Implement PRA fetcher #352

lthurston · 2023-03-22T23:38:20Z

BLOCKED by:

CDL: discovery regarding the varying response types
CDL: direction regarding number of requests per invocation

This fetcher is very rough, requires more documentation, but works on the two collections I've been testing it against. It should be considered a proof of concept at this point.

I've added some comments to the code which you can see in the Files changed tab. There are two main things I wanted to call your attention to:

The first request, the original_url, is composed of the internal collection id and a hardcoded URL, and returns a ChildrenResponse, which can be composed of structural objects or information objects. The former requires additional requests to get to a list of information objects. I've provided specific examples in my code comments, alongside the code that deals with these two scenarios. The primary question I have about this is whether or not this is expected, or if there's an oddball collection in our midst.
This fetcher, unlike some of the others, requires additional requests to get the item metadata from the list of paginated results. Because of this, I needed to add an additional, optional method to the Fetcher class that can be overridden in the children when necessary. I called it get_text_from_response. In the Fetcher class, you'll see that this method is quite simple. In the PRA fetcher, it's a bit more involved.

I'll add that because so many requests are needed to get the metadata, this fetcher is much slower than the others I've used to date. Two requests take place for each item in the result set, so 100 items can take a a minute or two.

Please take a look when you get a chance and we can discuss on Monday.
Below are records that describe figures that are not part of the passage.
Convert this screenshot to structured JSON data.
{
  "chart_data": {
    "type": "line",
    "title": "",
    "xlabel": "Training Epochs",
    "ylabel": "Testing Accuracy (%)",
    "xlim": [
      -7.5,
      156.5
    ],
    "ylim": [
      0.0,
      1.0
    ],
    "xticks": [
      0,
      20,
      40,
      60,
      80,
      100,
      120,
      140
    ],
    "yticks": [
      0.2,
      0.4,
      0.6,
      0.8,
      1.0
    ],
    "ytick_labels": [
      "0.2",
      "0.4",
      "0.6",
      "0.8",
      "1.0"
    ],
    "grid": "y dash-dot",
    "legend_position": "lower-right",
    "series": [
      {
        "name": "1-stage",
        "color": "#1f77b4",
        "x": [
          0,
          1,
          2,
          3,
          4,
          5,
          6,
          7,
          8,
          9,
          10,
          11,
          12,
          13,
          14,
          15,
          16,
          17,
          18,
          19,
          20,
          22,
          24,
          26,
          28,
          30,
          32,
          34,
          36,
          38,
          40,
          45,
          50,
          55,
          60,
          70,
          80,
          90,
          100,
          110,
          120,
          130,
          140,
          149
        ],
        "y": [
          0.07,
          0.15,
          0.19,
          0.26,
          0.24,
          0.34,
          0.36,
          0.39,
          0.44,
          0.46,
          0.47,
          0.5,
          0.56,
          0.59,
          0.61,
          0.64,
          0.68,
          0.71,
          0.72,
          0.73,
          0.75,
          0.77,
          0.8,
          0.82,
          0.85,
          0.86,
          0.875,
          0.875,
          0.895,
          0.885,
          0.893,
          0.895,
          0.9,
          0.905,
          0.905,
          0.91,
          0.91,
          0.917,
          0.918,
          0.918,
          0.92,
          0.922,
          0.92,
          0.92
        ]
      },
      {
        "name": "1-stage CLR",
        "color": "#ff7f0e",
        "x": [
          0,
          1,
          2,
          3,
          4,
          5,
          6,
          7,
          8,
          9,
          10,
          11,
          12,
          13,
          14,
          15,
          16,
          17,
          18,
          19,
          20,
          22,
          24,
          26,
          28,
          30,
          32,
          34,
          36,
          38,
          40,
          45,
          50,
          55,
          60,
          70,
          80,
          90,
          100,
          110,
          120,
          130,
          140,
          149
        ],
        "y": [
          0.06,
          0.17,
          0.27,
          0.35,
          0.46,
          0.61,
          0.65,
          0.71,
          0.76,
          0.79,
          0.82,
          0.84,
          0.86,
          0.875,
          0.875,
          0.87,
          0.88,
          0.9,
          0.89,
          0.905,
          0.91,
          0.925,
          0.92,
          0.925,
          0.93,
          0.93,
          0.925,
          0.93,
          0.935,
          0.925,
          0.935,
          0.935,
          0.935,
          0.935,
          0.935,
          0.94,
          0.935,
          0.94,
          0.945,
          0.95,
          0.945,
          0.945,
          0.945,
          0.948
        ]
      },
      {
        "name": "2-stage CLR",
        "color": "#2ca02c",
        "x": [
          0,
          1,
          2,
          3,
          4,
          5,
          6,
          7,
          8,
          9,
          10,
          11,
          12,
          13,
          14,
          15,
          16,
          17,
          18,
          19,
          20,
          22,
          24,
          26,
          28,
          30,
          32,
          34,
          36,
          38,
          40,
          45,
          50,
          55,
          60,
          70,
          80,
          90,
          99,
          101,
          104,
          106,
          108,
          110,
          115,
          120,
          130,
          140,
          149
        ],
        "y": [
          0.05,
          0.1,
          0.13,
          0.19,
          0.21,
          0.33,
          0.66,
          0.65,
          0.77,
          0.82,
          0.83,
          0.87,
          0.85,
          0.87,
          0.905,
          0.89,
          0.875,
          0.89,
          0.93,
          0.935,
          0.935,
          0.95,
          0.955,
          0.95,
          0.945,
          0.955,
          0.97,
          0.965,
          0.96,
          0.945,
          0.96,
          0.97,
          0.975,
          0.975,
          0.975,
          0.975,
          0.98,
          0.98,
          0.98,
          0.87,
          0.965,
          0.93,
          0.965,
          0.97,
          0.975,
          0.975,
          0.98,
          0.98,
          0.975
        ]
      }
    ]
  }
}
lthurston · 2023-03-23T19:26:52Z

metadata_fetcher/fetchers/Fetcher.py

+            text = self.get_text_from_response(response)
            if settings.DATA_DEST == 'local':
-                self.fetchtolocal(response.text)
+                self.fetchtolocal(text)
            else:
-                self.fetchtos3(response.text)
+                self.fetchtos3(text)


Because the metadata for each item is not fetched from the same URL that provides the paginated list of items (by reference) and two additional further HTTP requests are required to fetch the metadata for the page, an additional method was added to allow the generation of a pseudo-response that contains the paginated list with the item metadata. This method get_text_from_response, by default, will return resolve.text, see below.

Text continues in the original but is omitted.